‘It’s the perfect place’: London Underground hosts tests for ‘quantum compass’ that could replace GPS

https://lemmy.world/post/16719601

‘It’s the perfect place’: London Underground hosts tests for ‘quantum compass’ that could replace GPS - Lemmy.World

Even a perfect sensor will accumulate errors in the nav solution over time because there’s no such thing as a perfect gravity model. No free-running INS will ever replace GPS long term. This shit is so frustrating to see in the press.
Especially since, to calculate current location, it needs an input of initial location (i.e. it needs GPS coordinates to begin with so it can track direction and velocity relative to that initial position). You can’t replace something you depend upon.
the initial location doesn’t need to be GPS, just a known anchor location. Which is trivial to implement in the case of trains, since stations don’t move that drastically.
“Fixed” ground points move a surprising amount. The local ground can shift, and of course whole continents are constantly drifting.
surely these are things that should be considered, but they move in relation to what? And is this surprising amount of any significance for tens or hundreds of miles of rail?

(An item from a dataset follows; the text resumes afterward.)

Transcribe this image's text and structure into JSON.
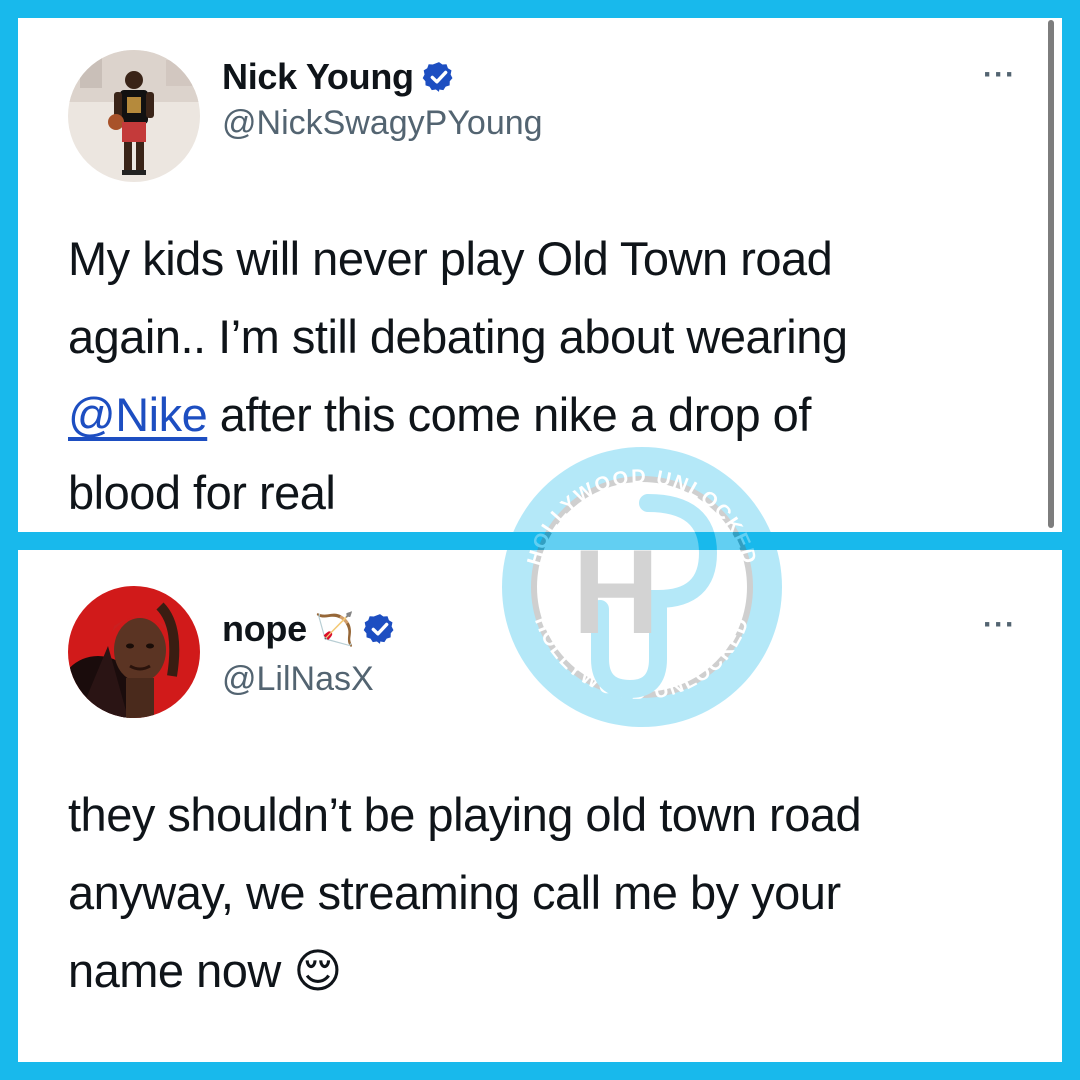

In relation to all other points of interest, which are themselves all moving.

It’s not really relevant for rail, no, but not because of inaccuracy and drift, but because the trains are on fixed paths already. Inertial navigation and dead reckoning are accurate enough to get from station to station, and each station can have local markers, even something as simple as a reflector at the end of the platform.

But they’re not developing it just for rail. It would be incredibly valuable for submarines and mining, for example.